China’s capacity to innovate has also been compromised through top-down government programs. “It is highly unlikely the government will be able to anticipate years of change in computing, telecom, energy, and elsewhere,” says the report.

Intellectual property protections in China are still not advanced, creating a disincentive to innovate. State-owned enterprises still dominate some two dozen industries. Pro-market reforms since 2013 have been anemic at best.

“Absent powerful pro-market reform that is nowhere in sight,” the paper concluded, “true economic growth will halt by the end of this decade…”

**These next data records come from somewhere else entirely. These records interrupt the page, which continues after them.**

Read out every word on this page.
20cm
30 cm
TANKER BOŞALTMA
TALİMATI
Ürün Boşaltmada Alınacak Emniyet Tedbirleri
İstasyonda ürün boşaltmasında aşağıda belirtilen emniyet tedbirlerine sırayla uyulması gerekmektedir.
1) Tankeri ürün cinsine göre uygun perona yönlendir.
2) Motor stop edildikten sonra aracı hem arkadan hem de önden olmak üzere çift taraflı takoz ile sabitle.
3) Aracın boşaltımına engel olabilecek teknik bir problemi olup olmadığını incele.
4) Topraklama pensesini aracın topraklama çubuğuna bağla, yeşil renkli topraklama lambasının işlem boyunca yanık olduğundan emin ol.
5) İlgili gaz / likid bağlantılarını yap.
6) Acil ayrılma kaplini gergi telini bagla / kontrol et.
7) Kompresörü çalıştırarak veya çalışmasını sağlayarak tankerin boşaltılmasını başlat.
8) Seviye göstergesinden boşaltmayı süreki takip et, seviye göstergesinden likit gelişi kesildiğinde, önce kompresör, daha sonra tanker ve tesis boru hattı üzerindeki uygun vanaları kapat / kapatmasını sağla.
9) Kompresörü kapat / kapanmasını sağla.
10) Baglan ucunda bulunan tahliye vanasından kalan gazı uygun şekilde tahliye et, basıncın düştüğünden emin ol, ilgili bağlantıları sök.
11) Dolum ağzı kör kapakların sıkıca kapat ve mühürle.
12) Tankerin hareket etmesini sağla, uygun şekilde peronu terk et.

The most important implication of that conclusion concerns the dollar and the Chinese currency, the RMB. “The RMB will fall well short of challenging the dollar, and the future of the world’s reserve currency will depend almost entirely on American choices,” the authors conclude.

For the U.S., a stalled Chinese economy “will be primarily a lost economic opportunity.” China’s “trade role as a gigantic low-margin manufacturer has brought benefits but is certainly not a necessity,” says the report. “The enormous opportunities that many American companies anticipated will not materialize.” Other economies, especially energy and metals exporters, are much more vulnerable to Chinese economic weakness.

While “a stagnant China will still be large and important,” its economic trajectory means that “Washington has more strategic leverage in the bilateral relationship than it imagines.”

China depends on the U.S. for secure sea lanes, for contributions to its food supply, and as a repository for its finances. “If relations deteriorated,” the paper concluded, “the U.S. can inflict far more economic harm on China than the reverse.” On the other hand, “a stagnating China constitutes a far more unpredictable geopolitical rival.”